When someone suffers a stroke they must receive anti-clotting medication in several hours to prevent them from dying. At Southwest Medical Center in Oklahoma City, just a few years ago it would take on average 71 minutes for ER patients to receive the drug. Now, their average is 53 minutes, a decrease in 25%. In order to make this change the hospital learned from Toyota’s lean manufacturing.

A team of nurses and doctors looked at the process flow of a patient and identified several key points that wasted time. Just like Toyota’s lean manufacturing, their goal was to get rid of any waste. For example, they leave the patient on an ambulance gurney through the entire process instead of transferring the patient to a bed, which was the traditional process.

Improving this process may not save more lives but it does enhance the treatment of the patients. Treating a stroke patient about 20 minutes earlier “can save an average of 38 million neurons, depending on the type of stroke. That could mean the difference between walking out of the hospital to live a normal life or living the rest of one’s life in a nursing home with constant care.”


One thought on “Product or Patient? How Lean Manufacturing is Saving Lives

  1. What a great real example of how other industries can use the lean manufacturing technique.

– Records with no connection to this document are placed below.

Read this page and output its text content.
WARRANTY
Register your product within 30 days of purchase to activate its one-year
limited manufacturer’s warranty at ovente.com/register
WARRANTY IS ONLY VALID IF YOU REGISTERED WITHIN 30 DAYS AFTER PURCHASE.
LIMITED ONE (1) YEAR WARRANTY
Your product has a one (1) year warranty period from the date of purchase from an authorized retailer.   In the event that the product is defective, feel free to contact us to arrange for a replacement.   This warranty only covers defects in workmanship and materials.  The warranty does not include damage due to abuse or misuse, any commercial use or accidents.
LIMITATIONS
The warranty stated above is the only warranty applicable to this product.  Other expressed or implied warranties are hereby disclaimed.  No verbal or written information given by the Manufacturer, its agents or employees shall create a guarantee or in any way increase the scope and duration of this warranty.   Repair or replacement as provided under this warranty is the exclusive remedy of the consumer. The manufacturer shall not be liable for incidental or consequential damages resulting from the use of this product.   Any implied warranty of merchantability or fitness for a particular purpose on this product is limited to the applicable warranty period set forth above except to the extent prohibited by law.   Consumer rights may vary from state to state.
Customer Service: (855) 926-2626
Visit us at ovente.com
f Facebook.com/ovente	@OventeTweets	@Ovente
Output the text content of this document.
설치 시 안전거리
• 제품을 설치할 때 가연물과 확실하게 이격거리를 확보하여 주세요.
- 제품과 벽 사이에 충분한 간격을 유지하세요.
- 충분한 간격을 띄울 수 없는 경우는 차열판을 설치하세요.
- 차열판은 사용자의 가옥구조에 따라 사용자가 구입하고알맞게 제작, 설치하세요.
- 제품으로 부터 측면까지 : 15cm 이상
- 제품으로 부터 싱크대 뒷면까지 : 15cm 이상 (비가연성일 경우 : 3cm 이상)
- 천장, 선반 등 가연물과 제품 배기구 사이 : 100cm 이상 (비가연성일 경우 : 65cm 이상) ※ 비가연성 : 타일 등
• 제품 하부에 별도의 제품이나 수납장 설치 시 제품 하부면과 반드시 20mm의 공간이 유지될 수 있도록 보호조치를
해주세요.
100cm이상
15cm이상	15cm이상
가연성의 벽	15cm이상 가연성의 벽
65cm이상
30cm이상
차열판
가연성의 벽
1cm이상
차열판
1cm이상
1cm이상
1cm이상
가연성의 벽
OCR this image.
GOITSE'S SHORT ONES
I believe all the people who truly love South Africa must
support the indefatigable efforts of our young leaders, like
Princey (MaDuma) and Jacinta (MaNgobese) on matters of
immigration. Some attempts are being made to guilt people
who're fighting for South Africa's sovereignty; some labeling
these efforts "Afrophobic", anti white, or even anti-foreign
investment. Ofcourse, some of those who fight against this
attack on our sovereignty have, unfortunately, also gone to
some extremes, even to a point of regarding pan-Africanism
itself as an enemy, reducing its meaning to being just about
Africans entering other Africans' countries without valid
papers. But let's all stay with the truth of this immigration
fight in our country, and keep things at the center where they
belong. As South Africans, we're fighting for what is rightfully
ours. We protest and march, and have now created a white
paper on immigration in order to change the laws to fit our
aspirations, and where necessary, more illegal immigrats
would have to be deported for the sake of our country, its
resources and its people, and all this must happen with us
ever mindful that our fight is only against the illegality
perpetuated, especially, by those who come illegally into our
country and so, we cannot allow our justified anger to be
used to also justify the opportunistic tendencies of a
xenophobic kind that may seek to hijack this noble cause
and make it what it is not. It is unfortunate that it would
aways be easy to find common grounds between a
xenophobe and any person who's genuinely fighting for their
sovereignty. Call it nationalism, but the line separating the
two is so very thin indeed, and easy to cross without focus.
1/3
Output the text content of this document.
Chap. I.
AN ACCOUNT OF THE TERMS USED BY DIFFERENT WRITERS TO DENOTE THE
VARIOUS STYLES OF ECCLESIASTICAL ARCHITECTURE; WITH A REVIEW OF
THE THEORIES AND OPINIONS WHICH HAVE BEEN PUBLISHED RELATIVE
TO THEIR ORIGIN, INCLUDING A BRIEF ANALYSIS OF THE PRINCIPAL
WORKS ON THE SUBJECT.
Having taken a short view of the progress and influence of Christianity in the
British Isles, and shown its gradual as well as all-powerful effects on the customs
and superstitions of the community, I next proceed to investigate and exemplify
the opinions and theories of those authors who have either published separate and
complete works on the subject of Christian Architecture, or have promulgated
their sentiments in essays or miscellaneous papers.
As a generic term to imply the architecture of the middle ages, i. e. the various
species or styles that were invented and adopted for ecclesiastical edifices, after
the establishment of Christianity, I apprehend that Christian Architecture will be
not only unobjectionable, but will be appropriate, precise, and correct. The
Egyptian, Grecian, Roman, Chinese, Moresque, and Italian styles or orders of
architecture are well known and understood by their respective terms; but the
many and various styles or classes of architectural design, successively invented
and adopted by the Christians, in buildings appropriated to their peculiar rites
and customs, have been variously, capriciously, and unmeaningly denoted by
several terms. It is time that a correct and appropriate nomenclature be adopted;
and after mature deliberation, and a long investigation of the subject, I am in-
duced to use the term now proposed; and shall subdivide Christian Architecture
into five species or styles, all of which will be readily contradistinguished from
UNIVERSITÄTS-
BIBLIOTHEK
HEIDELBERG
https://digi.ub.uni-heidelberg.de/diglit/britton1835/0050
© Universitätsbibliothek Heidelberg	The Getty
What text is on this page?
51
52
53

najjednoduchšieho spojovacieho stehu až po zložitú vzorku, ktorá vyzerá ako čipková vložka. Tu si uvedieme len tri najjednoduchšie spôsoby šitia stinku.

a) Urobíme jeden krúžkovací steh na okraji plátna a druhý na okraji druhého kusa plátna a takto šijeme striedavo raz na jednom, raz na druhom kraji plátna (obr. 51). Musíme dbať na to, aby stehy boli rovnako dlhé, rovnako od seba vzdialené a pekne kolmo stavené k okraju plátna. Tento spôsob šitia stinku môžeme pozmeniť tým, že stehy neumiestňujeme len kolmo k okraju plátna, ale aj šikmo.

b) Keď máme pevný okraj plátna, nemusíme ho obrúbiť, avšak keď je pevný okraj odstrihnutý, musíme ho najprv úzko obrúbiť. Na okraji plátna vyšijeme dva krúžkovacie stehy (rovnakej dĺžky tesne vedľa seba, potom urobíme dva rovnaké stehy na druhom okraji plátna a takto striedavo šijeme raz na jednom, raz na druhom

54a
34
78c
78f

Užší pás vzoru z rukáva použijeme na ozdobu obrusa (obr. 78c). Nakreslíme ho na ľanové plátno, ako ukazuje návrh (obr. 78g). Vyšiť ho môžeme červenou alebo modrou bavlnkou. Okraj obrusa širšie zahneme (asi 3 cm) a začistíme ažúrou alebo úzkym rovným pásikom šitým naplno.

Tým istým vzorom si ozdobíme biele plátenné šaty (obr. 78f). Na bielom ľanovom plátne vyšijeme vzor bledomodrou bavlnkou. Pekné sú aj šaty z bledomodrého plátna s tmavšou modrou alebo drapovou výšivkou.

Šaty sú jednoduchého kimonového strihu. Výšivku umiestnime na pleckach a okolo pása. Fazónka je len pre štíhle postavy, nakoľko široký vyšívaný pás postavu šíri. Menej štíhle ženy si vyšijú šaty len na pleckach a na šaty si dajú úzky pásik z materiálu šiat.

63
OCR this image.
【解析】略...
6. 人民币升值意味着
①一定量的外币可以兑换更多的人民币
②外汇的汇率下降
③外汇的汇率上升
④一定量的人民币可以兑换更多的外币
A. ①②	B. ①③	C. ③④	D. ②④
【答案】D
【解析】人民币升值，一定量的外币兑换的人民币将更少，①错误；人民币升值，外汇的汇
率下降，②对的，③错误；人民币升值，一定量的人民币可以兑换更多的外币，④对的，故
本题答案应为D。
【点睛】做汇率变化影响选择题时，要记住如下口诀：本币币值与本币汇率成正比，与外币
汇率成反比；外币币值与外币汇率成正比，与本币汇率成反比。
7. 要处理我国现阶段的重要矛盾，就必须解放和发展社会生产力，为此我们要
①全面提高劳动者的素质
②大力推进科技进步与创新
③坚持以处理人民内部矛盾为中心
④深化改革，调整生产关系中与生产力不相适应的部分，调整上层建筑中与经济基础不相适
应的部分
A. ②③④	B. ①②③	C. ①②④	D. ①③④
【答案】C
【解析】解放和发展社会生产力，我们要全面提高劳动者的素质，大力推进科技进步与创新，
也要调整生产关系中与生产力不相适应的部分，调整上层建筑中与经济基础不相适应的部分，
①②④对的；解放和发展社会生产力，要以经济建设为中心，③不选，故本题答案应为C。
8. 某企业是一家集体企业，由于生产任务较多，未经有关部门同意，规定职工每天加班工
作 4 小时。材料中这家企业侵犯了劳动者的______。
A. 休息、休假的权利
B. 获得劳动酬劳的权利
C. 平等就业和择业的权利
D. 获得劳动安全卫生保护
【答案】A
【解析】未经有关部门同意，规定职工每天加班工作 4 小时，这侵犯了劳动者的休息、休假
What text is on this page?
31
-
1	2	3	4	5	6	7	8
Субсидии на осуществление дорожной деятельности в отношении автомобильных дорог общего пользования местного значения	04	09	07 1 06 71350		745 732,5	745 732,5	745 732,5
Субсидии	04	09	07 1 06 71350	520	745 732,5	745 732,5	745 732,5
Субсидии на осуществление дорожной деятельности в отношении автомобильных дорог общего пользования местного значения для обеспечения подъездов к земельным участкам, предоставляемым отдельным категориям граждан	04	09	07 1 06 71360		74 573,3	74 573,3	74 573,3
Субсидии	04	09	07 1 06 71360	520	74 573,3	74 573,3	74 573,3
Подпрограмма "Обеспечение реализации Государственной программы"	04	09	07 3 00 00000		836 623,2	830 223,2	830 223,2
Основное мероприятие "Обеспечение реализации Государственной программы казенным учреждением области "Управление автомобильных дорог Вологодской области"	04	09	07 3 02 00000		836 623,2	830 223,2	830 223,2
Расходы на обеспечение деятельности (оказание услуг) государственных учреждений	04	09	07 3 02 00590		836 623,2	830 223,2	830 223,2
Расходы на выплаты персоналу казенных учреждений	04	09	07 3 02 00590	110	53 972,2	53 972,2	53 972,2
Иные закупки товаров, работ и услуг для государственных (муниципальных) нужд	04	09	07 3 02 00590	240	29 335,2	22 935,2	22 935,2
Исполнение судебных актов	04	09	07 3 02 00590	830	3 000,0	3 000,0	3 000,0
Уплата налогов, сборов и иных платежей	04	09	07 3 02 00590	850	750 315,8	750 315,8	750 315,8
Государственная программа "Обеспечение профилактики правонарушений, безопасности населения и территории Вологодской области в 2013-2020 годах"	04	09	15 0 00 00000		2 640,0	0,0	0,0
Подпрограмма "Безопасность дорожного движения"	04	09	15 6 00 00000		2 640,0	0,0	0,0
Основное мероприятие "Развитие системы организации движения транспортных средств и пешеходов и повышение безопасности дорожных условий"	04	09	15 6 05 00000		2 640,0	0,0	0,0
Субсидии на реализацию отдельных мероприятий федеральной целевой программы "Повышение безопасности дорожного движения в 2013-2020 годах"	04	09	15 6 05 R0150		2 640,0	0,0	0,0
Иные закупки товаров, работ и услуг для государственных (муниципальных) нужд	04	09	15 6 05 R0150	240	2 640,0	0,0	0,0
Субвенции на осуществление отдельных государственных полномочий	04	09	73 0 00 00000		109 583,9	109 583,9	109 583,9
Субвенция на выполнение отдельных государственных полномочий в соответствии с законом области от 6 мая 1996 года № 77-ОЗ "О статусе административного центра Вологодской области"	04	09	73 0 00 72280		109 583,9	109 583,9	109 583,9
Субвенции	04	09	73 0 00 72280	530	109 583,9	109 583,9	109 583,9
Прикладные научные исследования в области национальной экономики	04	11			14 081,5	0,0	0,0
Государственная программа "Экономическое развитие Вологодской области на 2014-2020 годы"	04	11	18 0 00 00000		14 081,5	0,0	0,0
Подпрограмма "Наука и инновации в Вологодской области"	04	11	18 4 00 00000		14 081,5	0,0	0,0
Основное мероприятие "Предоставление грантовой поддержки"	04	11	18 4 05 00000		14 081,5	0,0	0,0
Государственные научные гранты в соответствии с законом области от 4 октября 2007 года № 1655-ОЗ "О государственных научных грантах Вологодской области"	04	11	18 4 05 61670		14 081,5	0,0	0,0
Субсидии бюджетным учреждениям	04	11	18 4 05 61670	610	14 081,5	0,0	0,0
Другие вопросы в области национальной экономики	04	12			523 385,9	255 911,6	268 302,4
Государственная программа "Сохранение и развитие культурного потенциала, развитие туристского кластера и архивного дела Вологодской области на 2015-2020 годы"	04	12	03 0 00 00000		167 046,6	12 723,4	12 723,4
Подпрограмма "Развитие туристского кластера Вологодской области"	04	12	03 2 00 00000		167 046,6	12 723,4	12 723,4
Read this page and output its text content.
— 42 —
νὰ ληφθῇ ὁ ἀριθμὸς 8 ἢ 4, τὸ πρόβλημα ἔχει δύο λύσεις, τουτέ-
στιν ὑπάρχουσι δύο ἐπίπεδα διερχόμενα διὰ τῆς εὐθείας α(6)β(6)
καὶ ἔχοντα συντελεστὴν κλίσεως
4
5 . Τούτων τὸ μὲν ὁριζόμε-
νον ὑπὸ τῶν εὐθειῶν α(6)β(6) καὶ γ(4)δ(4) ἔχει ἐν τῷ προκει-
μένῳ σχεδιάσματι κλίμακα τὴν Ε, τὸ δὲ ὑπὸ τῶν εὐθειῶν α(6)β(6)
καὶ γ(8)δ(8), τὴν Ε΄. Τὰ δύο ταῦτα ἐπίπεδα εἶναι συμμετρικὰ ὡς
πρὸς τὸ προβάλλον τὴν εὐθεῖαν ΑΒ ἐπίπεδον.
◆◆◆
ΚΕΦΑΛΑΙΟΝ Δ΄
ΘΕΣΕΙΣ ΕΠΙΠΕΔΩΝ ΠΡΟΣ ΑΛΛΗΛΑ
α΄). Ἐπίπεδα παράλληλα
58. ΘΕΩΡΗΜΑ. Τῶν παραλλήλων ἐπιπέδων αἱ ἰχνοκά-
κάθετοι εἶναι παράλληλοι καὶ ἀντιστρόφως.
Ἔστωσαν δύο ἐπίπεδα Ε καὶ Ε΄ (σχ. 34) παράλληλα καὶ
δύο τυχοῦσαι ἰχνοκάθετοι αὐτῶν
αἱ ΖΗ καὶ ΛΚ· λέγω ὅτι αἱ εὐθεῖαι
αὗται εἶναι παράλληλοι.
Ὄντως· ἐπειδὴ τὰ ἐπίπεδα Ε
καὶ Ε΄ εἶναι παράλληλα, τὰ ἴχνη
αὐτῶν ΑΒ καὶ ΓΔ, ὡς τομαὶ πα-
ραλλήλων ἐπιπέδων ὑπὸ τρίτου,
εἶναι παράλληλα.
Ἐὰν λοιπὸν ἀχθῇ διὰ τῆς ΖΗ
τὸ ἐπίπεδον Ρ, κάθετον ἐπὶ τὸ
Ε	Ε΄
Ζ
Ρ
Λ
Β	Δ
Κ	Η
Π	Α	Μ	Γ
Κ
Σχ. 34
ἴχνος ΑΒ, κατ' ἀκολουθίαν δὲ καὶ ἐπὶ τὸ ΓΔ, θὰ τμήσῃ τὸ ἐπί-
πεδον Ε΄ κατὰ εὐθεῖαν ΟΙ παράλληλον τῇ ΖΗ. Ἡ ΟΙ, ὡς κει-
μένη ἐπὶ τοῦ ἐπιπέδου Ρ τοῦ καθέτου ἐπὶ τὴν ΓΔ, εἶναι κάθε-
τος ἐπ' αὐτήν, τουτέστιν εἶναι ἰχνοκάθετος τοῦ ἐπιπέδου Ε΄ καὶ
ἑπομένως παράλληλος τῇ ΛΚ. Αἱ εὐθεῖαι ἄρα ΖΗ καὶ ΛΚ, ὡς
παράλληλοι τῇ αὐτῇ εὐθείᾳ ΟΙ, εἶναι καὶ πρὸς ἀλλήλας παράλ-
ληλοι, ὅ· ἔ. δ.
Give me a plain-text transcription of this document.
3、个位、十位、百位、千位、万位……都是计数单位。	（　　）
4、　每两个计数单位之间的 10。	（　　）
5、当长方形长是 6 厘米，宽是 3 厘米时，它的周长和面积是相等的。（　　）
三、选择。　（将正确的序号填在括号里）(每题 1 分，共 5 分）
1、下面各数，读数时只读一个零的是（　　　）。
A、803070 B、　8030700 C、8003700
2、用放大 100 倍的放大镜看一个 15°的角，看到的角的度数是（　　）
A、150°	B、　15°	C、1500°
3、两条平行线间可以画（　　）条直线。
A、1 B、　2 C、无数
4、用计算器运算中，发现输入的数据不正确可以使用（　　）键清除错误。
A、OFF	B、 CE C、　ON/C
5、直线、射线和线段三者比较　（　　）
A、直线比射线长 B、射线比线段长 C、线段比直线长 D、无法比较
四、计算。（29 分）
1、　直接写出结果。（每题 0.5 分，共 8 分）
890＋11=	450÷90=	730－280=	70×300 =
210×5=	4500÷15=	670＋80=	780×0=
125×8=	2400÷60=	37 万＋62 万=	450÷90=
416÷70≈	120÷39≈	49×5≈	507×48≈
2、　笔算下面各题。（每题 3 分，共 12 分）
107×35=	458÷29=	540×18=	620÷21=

It must have been really hard to train a whole entire staff in a hospital to make such minuscule but live alternating changes. I think more organizations and companies should be recognized for these achievements as a way to show anything is possible and how even simple changes can make such a dramatic difference. I hope other Medical Centers are looking for ways to eliminate wasted time in their process, even those that have good average times to treatment- continual improvement should also always be a cornerstone of any process.